Dropping 29 rows; keeping 122578 


Divide the inactive loans into two sets: a training set to fit the model and a test set to evaluate performance.

In [7]:
train_set, test_set = inactive_loans.random_split(0.8, seed=1)

---
Fit a logistic regression to the train_set. It is important to set the argument class_weights='auto'. This will adjust the training set to ensure the bad loans are more highly represented. Otherwise, the model will under-predict the probability of a bad loan.

In [9]:
base_model = gl.logistic_classifier.create(train_set, 
                                           target='bad_loans',  
                                           class_weights='auto', 
                                           features=features, 
                                           validation_set=None)
base_model.summary()

PROGRESS: Logistic regression:
PROGRESS: --------------------------------------------------------
PROGRESS: Number of examples          : 98060
PROGRESS: Number of classes           : 2
PROGRESS: Number of feature columns   : 18
PROGRESS: Number of unpacked features : 18
PROGRESS: Number of coefficients    : 36
PROGRESS: Starting Newton Method
PROGRESS: --------------------------------------------------------
PROGRESS: +-----------+----------+--------------+-------------------+
PROGRESS: | Iteration | Passes   | Elapsed Time | Training-accuracy |
PROGRESS: +-----------+----------+--------------+-------------------+
PROGRESS: | 1         | 2        | 1.202510     | 0.643198          |
PROGRESS: | 2         | 3        | 1.328448     | 0.646472          |
PROGRESS: | 3         | 4        | 1.468999     | 0.647216          |
PROGRESS: | 4         | 5        | 1.602687     | 0.647196          |
PROGRESS: | 5         | 6        | 1.728122     | 0.647196          |
PROGRESS: +-----------+----

---
Now apply the model to the holdout set.

In [10]:
base_model.evaluate(test_set)

{'accuracy': 0.6438942817521821, 'confusion_matrix': Columns:
 	target_label	int
 	predicted_label	int
 	count	int
 
 Rows: 4
 
 Data:
 +--------------+-----------------+-------+
 | target_label | predicted_label | count |
 +--------------+-----------------+-------+
 |      1       |        0        |  1666 |
 |      1       |        1        |  2958 |
 |      0       |        1        |  7065 |
 |      0       |        0        | 12829 |
 +--------------+-----------------+-------+
 [4 rows x 3 columns]}

---
Overall, the prediction accuracy for the test set shoud be about 64%. The accuracy for the test set is roughly the same as for the training set, so you can be confident that the model is not over-fitting the data. In fact, the accuracy for logistic regression is about as good as the accuracy for other classfiers (e.g., boosted trees) for this data. For noisy data, it is generally true to simpler classifiers tend to perform as well or better than more sophisticated techniques.

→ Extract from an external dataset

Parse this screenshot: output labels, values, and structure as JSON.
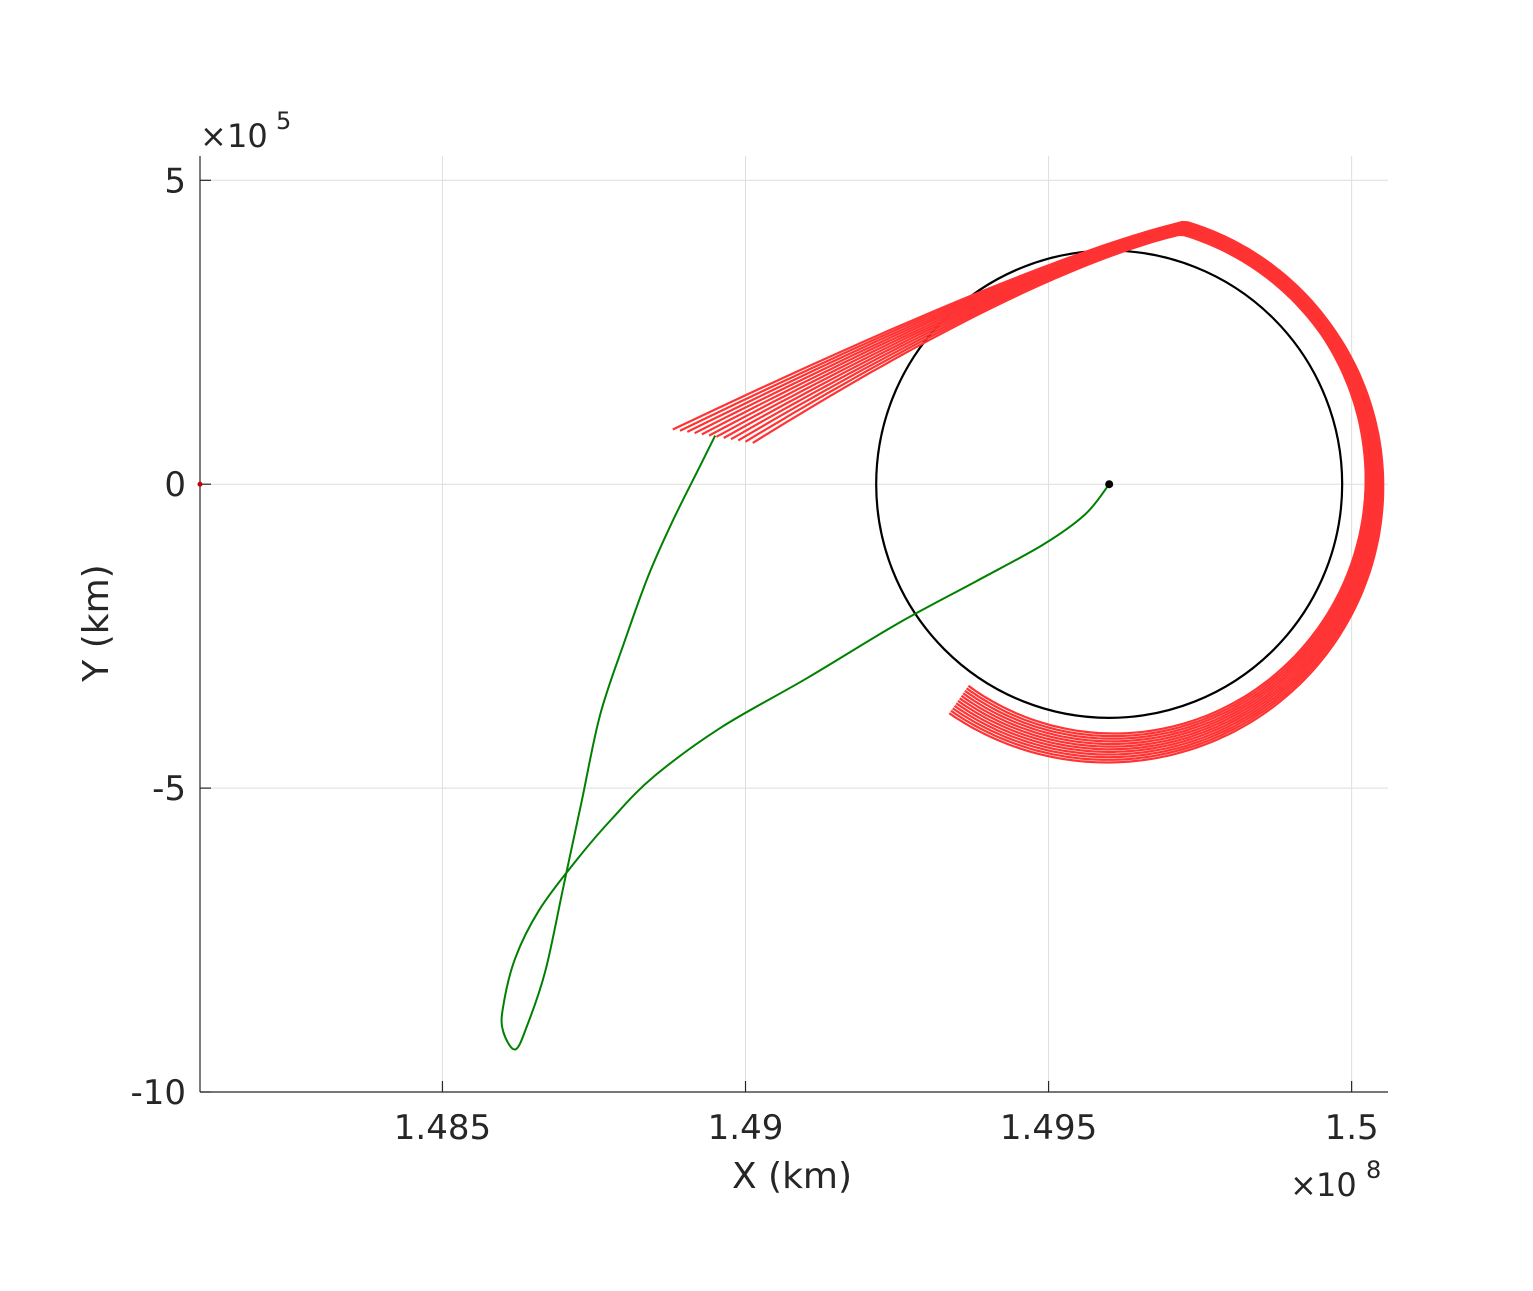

## Apply to Model to Active Loans
Now refit the modeling using all the data and use this model to predict the active loans most likely to be charged off or go into default.

In [11]:
base_model = gl.logistic_classifier.create(inactive_loans, 
                                           target='bad_loans',  
                                           class_weights='auto', 
                                           features=features, 
                                           validation_set=None,
                                           verbose=False)
active_loans = loans[1 - loans['inactive_loans']]
active_loans['prob_bad'] = base_model.predict(active_loans, output_type='probability')

---
Using the topk method, you can identify the riskiest 100 loans.

In [13]:
worst_loans = active_loans.topk('prob_bad', k=100)
worst_loans[['prob_bad'] + features].show()

## Wrap-up
In this notebook, in just a few lines of code, you fit a model to inactive loans to predict default. You then applied this model to predict which loans are most likely to be charged off or go into default. This allows you to identify the riskiest loans and possibly take preemptive action to avoid charging off the loan.